In den neuen Räumen haben Schüler und Tutoren Ruhe zum Lernen. Hier gibt es keine nervenden Geschwister oder gestressten Eltern, sondern die Möglichkeit, sich ungestört zu konzentrieren. Einzige Voraussetzung: Der Lernwunsch muss da sein. „Wir wollen hier niemanden zum Lernen zwingen, sondern die unterstützen, die sich wirklich bilden wollen”, erklärt Martin Lücker. „Wenn wir merken, dass die Schüler desinteressiert sind, wird gegebenenfalls auch abgebrochen.” Das Projekt dient der Wissensvermittlung und soll keine erzieherische Instanz darstellen.

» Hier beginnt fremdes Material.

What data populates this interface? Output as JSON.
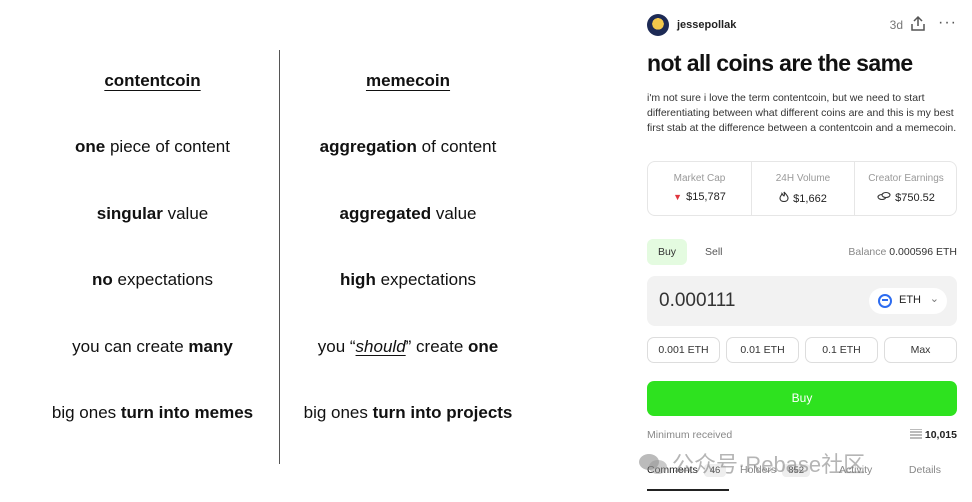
{
  "comparison": {
    "left": {
      "header": "contentcoin",
      "rows": [
        {
          "pre": "",
          "bold": "one",
          "post": " piece of content"
        },
        {
          "pre": "",
          "bold": "singular",
          "post": " value"
        },
        {
          "pre": "",
          "bold": "no",
          "post": " expectations"
        },
        {
          "pre": "you can create ",
          "bold": "many",
          "post": ""
        },
        {
          "pre": "big ones ",
          "bold": "turn into memes",
          "post": ""
        }
      ]
    },
    "right": {
      "header": "memecoin",
      "rows": [
        {
          "pre": "",
          "bold": "aggregation",
          "post": " of content"
        },
        {
          "pre": "",
          "bold": "aggregated",
          "post": " value"
        },
        {
          "pre": "",
          "bold": "high",
          "post": " expectations"
        },
        {
          "pre": "you “",
          "italic": "should",
          "mid": "” create ",
          "bold": "one"
        },
        {
          "pre": "big ones ",
          "bold": "turn into projects",
          "post": ""
        }
      ]
    }
  },
  "post": {
    "username": "jessepollak",
    "age": "3d",
    "more_label": "···",
    "title": "not all coins are the same",
    "body": "i'm not sure i love the term contentcoin, but we need to start differentiating between what different coins are and this is my best first stab at the difference between a contentcoin and a memecoin."
  },
  "stats": [
    {
      "label": "Market Cap",
      "icon": "▼",
      "value": "$15,787"
    },
    {
      "label": "24H Volume",
      "icon": "flame-icon",
      "value": "$1,662"
    },
    {
      "label": "Creator Earnings",
      "icon": "coins-icon",
      "value": "$750.52"
    }
  ],
  "trade": {
    "buy_tab": "Buy",
    "sell_tab": "Sell",
    "balance_label": "Balance",
    "balance_value": "0.000596 ETH",
    "amount": "0.000111",
    "coin": "ETH",
    "presets": [
      "0.001 ETH",
      "0.01 ETH",
      "0.1 ETH",
      "Max"
    ],
    "buy_button": "Buy",
    "min_label": "Minimum received",
    "min_value": "10,015"
  },
  "bottom_tabs": [
    {
      "label": "Comments",
      "count": "46"
    },
    {
      "label": "Holders",
      "count": "852"
    },
    {
      "label": "Activity",
      "count": ""
    },
    {
      "label": "Details",
      "count": ""
    }
  ],
  "watermark": "公众号·Rebase社区",
  "colors": {
    "buy_green": "#2ee21f",
    "buy_tab_bg": "#e4fbe0",
    "down_red": "#e0353e",
    "eth_blue": "#2d6cf0"
  }
}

Die Anmeldung der Schüler erfolgt über die Website www.tutorengel.de. Daraufhin wird ein persönliches Gespräch gesucht. Bei Minderjährigen müssen die Eltern anwesend sein. Dabei soll neben den vorhandenen Defiziten auch geklärt werden, ob eine soziale Notwendigkeit überhaupt gegeben ist. Bei Zweifeln wird auch schon einmal genauer geprüft, ob die Familien Nachhilfe nicht selbst finanzieren können.

Nachhilfe-Lehrer können Oberstufenschüler, Studenten und sonstige Erwachsene sein. Getestet werden sie vorher nicht. Die Freiwilligen merken bei ihrer Arbeit als Tutor selbst schnell, wo ihre Stärken liegen. Außerdem werden die Lernteams gezielt zusammengesetzt. „Ein Oberstufenschüler wird einen Elftklässer kaum in dem Stoff unterrichten, an dem er selbst noch zu knabbern hat”, sagt der Mentor. Die kleinen Defizite, die bei diesen ehrenamtlichen Nachhilfelehrern vielleicht vorhanden seien, werden aber durch die starke individuelle Betreuung ausgeglichen. Das Verhältnis zu den Jugendlichen ist freundschaftlich, Zeit, um Probleme zu besprechen, gibt es immer.

Spenden für Lernbasis

Die Arbeit der „Engeltutoren” lebt natürlich von Spenden, wie zum Beispiel jetzt denen der Sparkasse, von Devolo oder StAnTec Systems. Oft mangelt es den Schülern auch an alltäglichen Dingen, wie einem Geodreieck oder einem Zirkel. Auch so etwas wird finanziert, um den Kindern eine optimale Lernbasis zu bieten. Ziel ist es, die Ausstattung der Lernräume auf Schulniveau zu bringen.

Bislang ist Martin Lücker begeistert vom Verlauf des Projekts: „Alle unsere Schüler sind mit sehr großer Lernmotivation und Bereitschaft dabei.” Er sagt aber ausdrücklich, dass dieses Projekt zwar ein sehr wichtiger, aber kleinerer Teil der Arbeit des Vereins ist. Denn er ist sich treu geblieben: Kern ist und bleibt die Unterstützung der Krebspatienten oder ansonsten hilfsbedürftigen Menschen.